By the time Living Well is the Best Revenge was written, however, both were discussed.  Gerald had stopped painting in 1929, after the onset of their son Patrick’s ultimately fatal illness. Writes Tomkins:

[S]o completely did he turn his back on the work that he refused even to talk about it, and seemed indifferent to the fate of his paintings. (The Galérie Georges Bernheim in Paris had given him a one-man show in 1929; of the nine paintings in that exhibition, four are now lost and presumably destroyed.)

Soon after that, Gerald took control of Mark Cross, the business his family owned. While Tomkins clearly understands Gerald’s reasons for abandoning his life in art, there is an undercurrent of sadness throughout at what might have been. Gerald’s paintings Wasp and Pear  (1929) and Cocktail  (1927) can be seen on the jacket for this new edition, and they do seem to circle  around certain details of their subjects, choosing what to illuminate, and venturing below the surface in a concise, controlled way. (A similar description could be used to describe Tomkins’s methods in constructing this book.) Certain motifs and motifs occur again and again, and the way in which symbols of modern industry and luxury are blown up to titanic size, dissected, or placed in almost grotesque detail (the wasp in Wasp and Pear comes to mind here) lends a discomfiting aspect to the relatively clean lines of Gerald’s work.

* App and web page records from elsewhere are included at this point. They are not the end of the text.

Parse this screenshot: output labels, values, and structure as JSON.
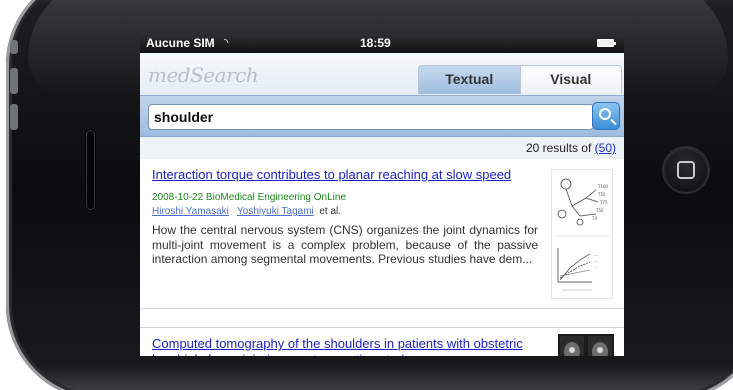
{
  "status_bar": {
    "carrier": "Aucune SIM",
    "wifi_icon": "wifi-icon",
    "time": "18:59",
    "battery_icon": "battery-icon"
  },
  "app": {
    "logo": "medSearch",
    "tabs": [
      {
        "label": "Textual",
        "active": true
      },
      {
        "label": "Visual",
        "active": false
      }
    ]
  },
  "search": {
    "value": "shoulder",
    "button_icon": "search-icon"
  },
  "results_summary": {
    "text": "20 results of",
    "link": "(50)"
  },
  "results": [
    {
      "title": "Interaction torque contributes to planar reaching at slow speed",
      "date_source": "2008-10-22   BioMedical Engineering OnLine",
      "authors": [
        "Hiroshi Yamasaki",
        "Yoshiyuki Tagami"
      ],
      "et_al": "et al.",
      "abstract": "How the central nervous system (CNS) organizes the joint dynamics for multi-joint movement is a complex problem, because of the passive interaction among segmental movements. Previous studies have dem...",
      "thumbnail_icon": "figure-thumbnail-icon"
    },
    {
      "title": "Computed tomography of the shoulders in patients with obstetric brachial plexus injuries: a retrospective study",
      "thumbnail_icon": "ct-scan-thumbnail-icon"
    }
  ],
  "colors": {
    "link": "#1a1fc6",
    "source_green": "#1c8a1c",
    "search_button": "#3b8fd8",
    "tab_active": "#9fbde0"
  }
}
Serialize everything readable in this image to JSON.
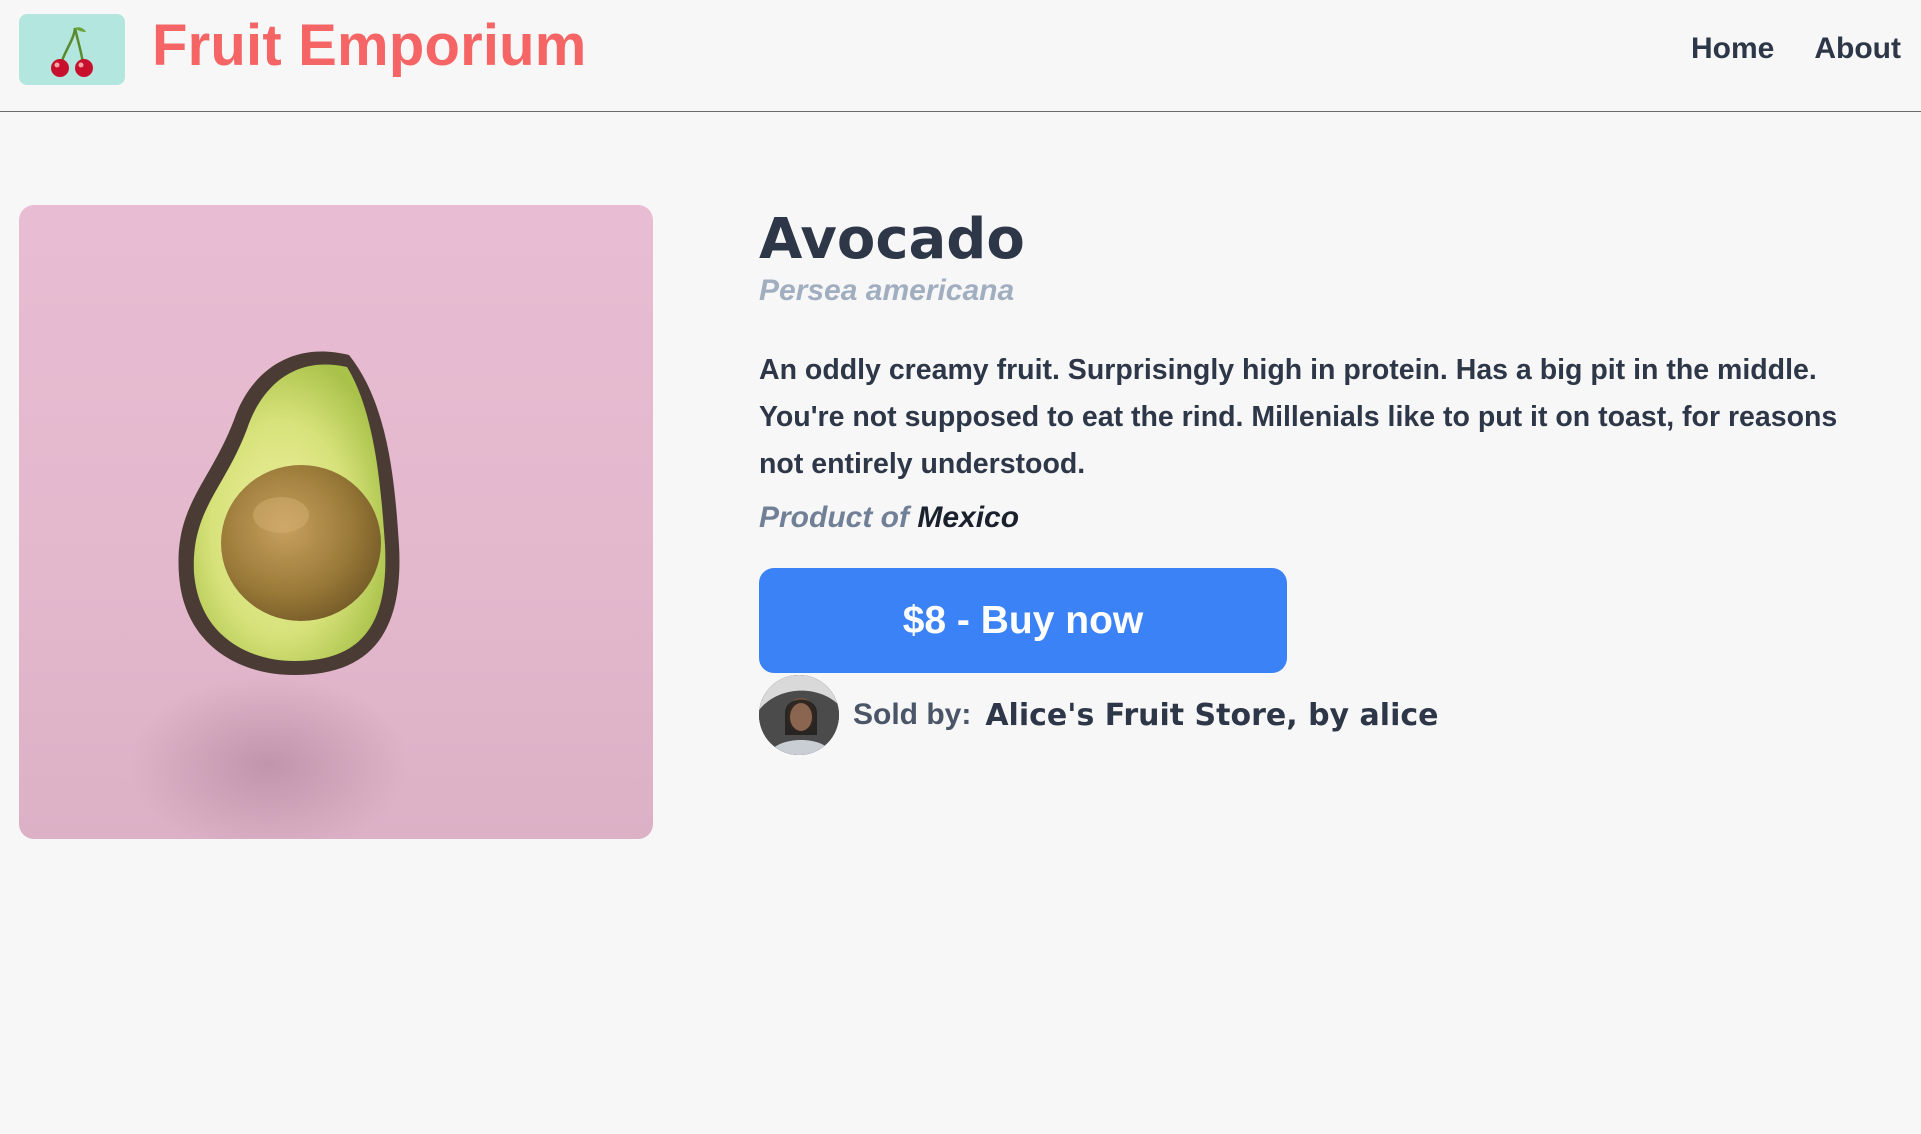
{
  "header": {
    "logo_icon": "cherries-icon",
    "brand": "Fruit Emporium",
    "nav": [
      {
        "label": "Home"
      },
      {
        "label": "About"
      }
    ]
  },
  "product": {
    "image_icon": "avocado-photo",
    "name": "Avocado",
    "scientific_name": "Persea americana",
    "description": "An oddly creamy fruit. Surprisingly high in protein. Has a big pit in the middle. You're not supposed to eat the rind. Millenials like to put it on toast, for reasons not entirely understood.",
    "origin_prefix": "Product of",
    "origin_country": "Mexico",
    "buy_label": "$8 - Buy now"
  },
  "seller": {
    "avatar_icon": "seller-avatar",
    "label": "Sold by:",
    "name": "Alice's Fruit Store, by alice"
  },
  "colors": {
    "background": "#f7f7f7",
    "brand": "#f56565",
    "logo_bg": "#b3e6de",
    "button": "#3b82f6",
    "image_bg": "#e6bad0",
    "text": "#2d3748"
  }
}
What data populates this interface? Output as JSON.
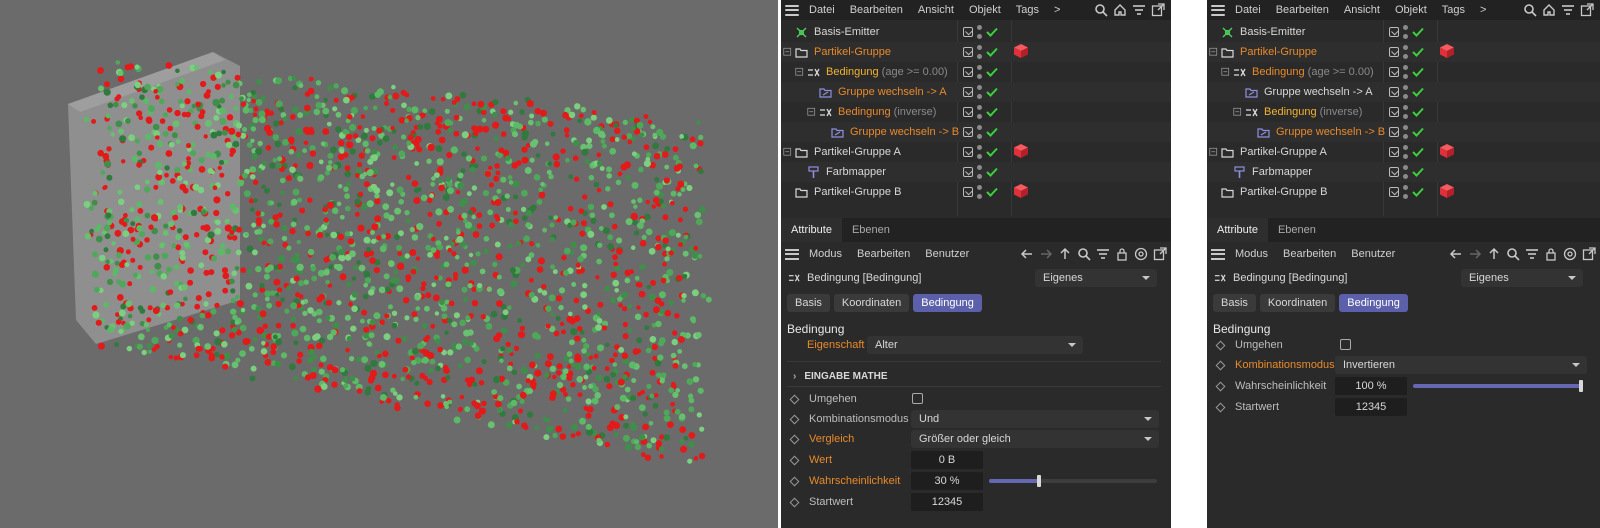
{
  "menubar": {
    "items": [
      "Datei",
      "Bearbeiten",
      "Ansicht",
      "Objekt",
      "Tags",
      ">"
    ]
  },
  "tree": {
    "rows": [
      {
        "label": "Basis-Emitter",
        "suffix": "",
        "color": "white",
        "icon": "emitter-icon"
      },
      {
        "label": "Partikel-Gruppe",
        "suffix": "",
        "color": "orange",
        "icon": "folder-icon"
      },
      {
        "label": "Bedingung",
        "suffix": "(age >= 0.00)",
        "color": "yellow",
        "icon": "condition-icon"
      },
      {
        "label": "Gruppe wechseln -> A",
        "suffix": "",
        "color": "orange",
        "icon": "switch-group-icon"
      },
      {
        "label": "Bedingung",
        "suffix": "(inverse)",
        "color": "yellow",
        "icon": "condition-icon"
      },
      {
        "label": "Gruppe wechseln -> B",
        "suffix": "",
        "color": "orange",
        "icon": "switch-group-icon"
      },
      {
        "label": "Partikel-Gruppe A",
        "suffix": "",
        "color": "white",
        "icon": "folder-icon"
      },
      {
        "label": "Farbmapper",
        "suffix": "",
        "color": "white",
        "icon": "color-mapper-icon"
      },
      {
        "label": "Partikel-Gruppe B",
        "suffix": "",
        "color": "white",
        "icon": "folder-icon"
      }
    ],
    "right_rows": [
      {
        "label": "Basis-Emitter",
        "suffix": "",
        "color": "white"
      },
      {
        "label": "Partikel-Gruppe",
        "suffix": "",
        "color": "orange"
      },
      {
        "label": "Bedingung",
        "suffix": "(age >= 0.00)",
        "color": "orange"
      },
      {
        "label": "Gruppe wechseln -> A",
        "suffix": "",
        "color": "white"
      },
      {
        "label": "Bedingung",
        "suffix": "(inverse)",
        "color": "yellow"
      },
      {
        "label": "Gruppe wechseln -> B",
        "suffix": "",
        "color": "orange"
      },
      {
        "label": "Partikel-Gruppe A",
        "suffix": "",
        "color": "white"
      },
      {
        "label": "Farbmapper",
        "suffix": "",
        "color": "white"
      },
      {
        "label": "Partikel-Gruppe B",
        "suffix": "",
        "color": "white"
      }
    ]
  },
  "attributes": {
    "tabs": [
      "Attribute",
      "Ebenen"
    ],
    "menu": [
      "Modus",
      "Bearbeiten",
      "Benutzer"
    ],
    "object_title": "Bedingung [Bedingung]",
    "mode_dropdown": "Eigenes",
    "sub_tabs": [
      "Basis",
      "Koordinaten",
      "Bedingung"
    ],
    "section_title": "Bedingung"
  },
  "left_params": {
    "eigenschaft_label": "Eigenschaft",
    "eigenschaft_value": "Alter",
    "group_label": "EINGABE MATHE",
    "umgehen_label": "Umgehen",
    "kombination_label": "Kombinationsmodus",
    "kombination_value": "Und",
    "vergleich_label": "Vergleich",
    "vergleich_value": "Größer oder gleich",
    "wert_label": "Wert",
    "wert_value": "0 B",
    "wahrschein_label": "Wahrscheinlichkeit",
    "wahrschein_value": "30 %",
    "wahrschein_fraction": 0.3,
    "startwert_label": "Startwert",
    "startwert_value": "12345"
  },
  "right_params": {
    "umgehen_label": "Umgehen",
    "kombination_label": "Kombinationsmodus",
    "kombination_value": "Invertieren",
    "wahrschein_label": "Wahrscheinlichkeit",
    "wahrschein_value": "100 %",
    "wahrschein_fraction": 1.0,
    "startwert_label": "Startwert",
    "startwert_value": "12345"
  },
  "colors": {
    "accent": "#5c5fa9",
    "orange_label": "#e98a2a",
    "yellow_label": "#f3b330",
    "check_green": "#3ccf3c",
    "tag_red": "#e0303a",
    "particle_red": "#e31a1a",
    "particle_green": "#4fa85a",
    "viewport_bg": "#6b6b6b"
  }
}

Instead, the Murphys are still best-remembered for their role in inspiring the Divers in Tender is the Night. Early in his book, Tomkins explains where this version of them falls short:

The real trouble with the book, as every college English major knows, is that Fitzgerald started out by using a friend of his named Gerald Murphy as the model for Dick Diver and then allowed Dick Diver to change, midway through the narrative, into F. Scott Fitzgerald. To a lesser degree, he did the same thing with his heroine, Nicole Diver, who has some of the physical characteristics of Sara Murphy, Gerald’s wife, but is in most other respects Zelda Fitzgerald.

Reading Tomkins’s book and Fitzgerald’s in close succession, one can easily see where events in each overlap and where they wildly diverge. Both the Divers’ and the Murphys’ lives involved close proximity to some of the most acclaimed artists of their age; however, there is a stability present in the real-world couple that their fictional counterparts lack. Certain other details, however, eerily echo one another: a scene in Tender is the Night in which the Divers’ son bathes in possibly contaminated water seems inspired by an actual incident in which the Fitzgeralds’ son believed himself to have bathed in water previously used by the ailing Patrick Murphy.

At the end of this carefully constructed book, Tomkins leaves us with two endings to choose from: Gerald Murphy pondering his own parallel life in fiction, and in the fictions inspired by it; and his surviving art, which began to regain attention as part of a 1960 show at the Dallas Museum of Contemporary Art. These are, he suggests, the two ways in which the Murphys can be remembered. The details of their lives, and the work of the  artists with whom they conspired, helps explain why their story remains a riveting one.